In view of the attitude of the parties, as expressed in the oral argument and the findings of fact by the jury and by the court, it seems to us that it would not only be a work of supererogation but a fruitless expenditure of toil to try to follow out the numerous assignments, involving the reading and digesting of the abstract, containing some 2,228 folios of dim typewritten matter, appellants' original brief of 357 pages, appellees' brief of 87 pages (single space), and reply brief of 38 pages, all typewritten.
The case pleaded and clearly made out was one of the children putting their money derived from their mother's estate, up with or against an equal amount contributed by their father, into his hands for investment by him, with the understanding and agreement that their interests should be and remain the same in property thereafter acquired as it was before such arrangement was entered into.
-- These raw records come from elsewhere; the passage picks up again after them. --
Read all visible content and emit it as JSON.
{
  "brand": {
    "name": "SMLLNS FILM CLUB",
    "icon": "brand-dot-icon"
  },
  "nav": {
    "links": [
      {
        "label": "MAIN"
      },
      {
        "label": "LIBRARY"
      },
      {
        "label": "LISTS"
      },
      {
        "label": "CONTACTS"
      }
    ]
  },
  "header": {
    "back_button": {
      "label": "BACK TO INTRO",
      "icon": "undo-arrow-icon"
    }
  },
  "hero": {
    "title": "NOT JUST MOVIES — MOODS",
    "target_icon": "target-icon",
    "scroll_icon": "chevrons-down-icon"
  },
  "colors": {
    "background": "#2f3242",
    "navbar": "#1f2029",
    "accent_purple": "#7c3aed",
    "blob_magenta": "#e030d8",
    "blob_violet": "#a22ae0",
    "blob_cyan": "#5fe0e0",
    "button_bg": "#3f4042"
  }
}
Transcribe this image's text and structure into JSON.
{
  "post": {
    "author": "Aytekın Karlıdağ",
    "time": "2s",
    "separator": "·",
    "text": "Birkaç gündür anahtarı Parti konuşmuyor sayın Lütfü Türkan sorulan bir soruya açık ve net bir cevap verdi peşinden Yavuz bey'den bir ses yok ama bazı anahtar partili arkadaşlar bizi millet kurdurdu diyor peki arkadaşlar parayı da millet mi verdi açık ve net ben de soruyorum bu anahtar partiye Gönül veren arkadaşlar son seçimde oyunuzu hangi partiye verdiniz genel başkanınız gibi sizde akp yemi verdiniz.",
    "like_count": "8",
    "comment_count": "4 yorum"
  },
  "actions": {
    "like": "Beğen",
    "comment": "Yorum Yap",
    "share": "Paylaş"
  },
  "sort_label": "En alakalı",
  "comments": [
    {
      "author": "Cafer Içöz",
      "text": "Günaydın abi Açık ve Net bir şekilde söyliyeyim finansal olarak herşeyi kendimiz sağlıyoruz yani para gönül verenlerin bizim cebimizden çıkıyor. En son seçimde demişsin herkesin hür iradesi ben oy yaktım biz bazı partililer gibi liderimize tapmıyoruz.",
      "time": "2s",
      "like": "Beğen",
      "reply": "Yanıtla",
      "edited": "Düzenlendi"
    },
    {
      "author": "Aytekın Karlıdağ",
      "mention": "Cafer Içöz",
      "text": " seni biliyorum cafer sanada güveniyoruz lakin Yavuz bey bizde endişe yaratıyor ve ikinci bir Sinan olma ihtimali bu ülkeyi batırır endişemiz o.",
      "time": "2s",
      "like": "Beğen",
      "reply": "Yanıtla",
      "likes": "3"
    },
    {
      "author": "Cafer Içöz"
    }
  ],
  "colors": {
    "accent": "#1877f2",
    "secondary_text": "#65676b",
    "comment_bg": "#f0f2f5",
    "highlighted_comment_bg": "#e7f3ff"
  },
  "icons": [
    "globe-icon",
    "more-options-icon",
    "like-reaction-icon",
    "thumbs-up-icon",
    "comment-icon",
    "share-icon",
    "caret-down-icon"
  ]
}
We cannot see any difference in legal effect in what was done than if the mother's one-half of the community, which went to the children upon her death, had been sold under court order for cash and the cash distributed to the children and by them thereafter handed to their father for investment in other property, for their use and benefit, along with his own funds. Certainly if he took his children's money and invested it in real estate, or other property, taking title in himself, a trust would arise in favor of the children to the extent their money was used. The evidence is so clear and convincing as to what was agreed to be done, and what was done, that we feel it is the duty of the court to see that such agreement be carried out, if there be no legal impediment in the way, and we are not convinced that there is any. *Page 557
We think the judgment entered in the lower court might well bear the construction contended for by the defendants, but, in order that there may be no question upon the final accounting by the executor, we are remanding the case, with directions to the lower court that the judgment be therein amplified or amended, providing that on the final accounting the plaintiffs' shares shall be calculated on the balance left after paying all debts, secured or otherwise, incurred by Quin Faulkner in the purchase of the property, and all debts necessarily incurred by him in the effecting of deals and in the management of and caring for such property, and as thus modified the judgment be affirmed.
McALISTER, C.J., and LOCKWOOD, J., concur.